Creating your own filters with field names

To customize your queries, it’s helpful to inspect the available field names for the dataset. This ensures your where clauses match real column names.

#Inspect available fields to construct your own filters
meta_url <- "https://services9.arcgis.com/weJ1QsnbMYJlCHdG/arcgis/rest/services/Daily_Trade_Data/FeatureServer/0?f=json"
meta_resp <- GET(meta_url)
fields <- fromJSON(content(meta_resp, as = "text", encoding = "UTF-8"))

# List available field names
field_names <- fields$fields$name
print(field_names)
 [1] "date"                    "year"                   
 [3] "month"                   "day"                    
 [5] "portid"                  "portname"               
 [7] "country"                 "ISO3"                   
 [9] "portcalls_container"     "portcalls_dry_bulk"     
[11] "portcalls_general_cargo" "portcalls_roro"         
[13] "portcalls_tanker"        "portcalls_cargo"        
[15] "portcalls"               "import_container"       
[17] "import_dry_bulk"         "import_general_cargo"   
[19] "import_roro"             "import_tanker"          
[21] "import_cargo"            "import"                 
[23] "export_container"        "export_dry_bulk"        
[25] "export_general_cargo"    "export_roro"            
[27] "export_tanker"           "export_cargo"           
[29] "export"                  "ObjectId"               

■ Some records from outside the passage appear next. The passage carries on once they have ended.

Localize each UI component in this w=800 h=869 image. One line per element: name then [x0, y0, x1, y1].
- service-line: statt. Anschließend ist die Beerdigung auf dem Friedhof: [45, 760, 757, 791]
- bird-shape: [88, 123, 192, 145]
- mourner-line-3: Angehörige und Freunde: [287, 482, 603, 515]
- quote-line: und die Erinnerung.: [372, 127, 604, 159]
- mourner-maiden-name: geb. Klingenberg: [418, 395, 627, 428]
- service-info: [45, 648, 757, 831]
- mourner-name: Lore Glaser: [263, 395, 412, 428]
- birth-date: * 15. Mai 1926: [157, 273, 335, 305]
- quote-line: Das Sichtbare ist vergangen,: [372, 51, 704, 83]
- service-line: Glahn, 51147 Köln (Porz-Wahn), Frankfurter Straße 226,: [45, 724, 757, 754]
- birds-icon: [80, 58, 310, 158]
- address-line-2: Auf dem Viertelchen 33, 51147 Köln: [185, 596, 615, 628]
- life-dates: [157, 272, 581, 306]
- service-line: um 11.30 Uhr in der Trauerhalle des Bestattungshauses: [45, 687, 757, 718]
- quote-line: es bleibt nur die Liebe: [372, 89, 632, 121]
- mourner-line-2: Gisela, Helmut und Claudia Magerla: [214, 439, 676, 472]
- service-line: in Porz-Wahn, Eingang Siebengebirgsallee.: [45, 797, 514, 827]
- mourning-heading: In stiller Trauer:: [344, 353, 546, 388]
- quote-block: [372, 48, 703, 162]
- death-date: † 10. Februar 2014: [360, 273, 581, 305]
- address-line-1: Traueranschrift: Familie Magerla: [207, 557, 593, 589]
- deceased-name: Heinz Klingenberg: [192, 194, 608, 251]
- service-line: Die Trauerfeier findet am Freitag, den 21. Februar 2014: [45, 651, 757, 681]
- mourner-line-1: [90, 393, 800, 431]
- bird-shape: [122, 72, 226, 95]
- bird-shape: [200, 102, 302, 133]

Here are a few filter examples you can plug into your query_portwatch() call:

where = "country = 'China'"           # Filter by country name
where = "portid = 'port1207'"         # Filter by specific port
where = "ISO3 = 'BRA'"                # Filter by ISO3 country code
where = "portcalls > 10"              # Filter by numeric threshold
where = "year = 2024 AND ISO3 = 'IND'" # Combine conditions

You are now equipped with creating your own custom queries in PortWatch.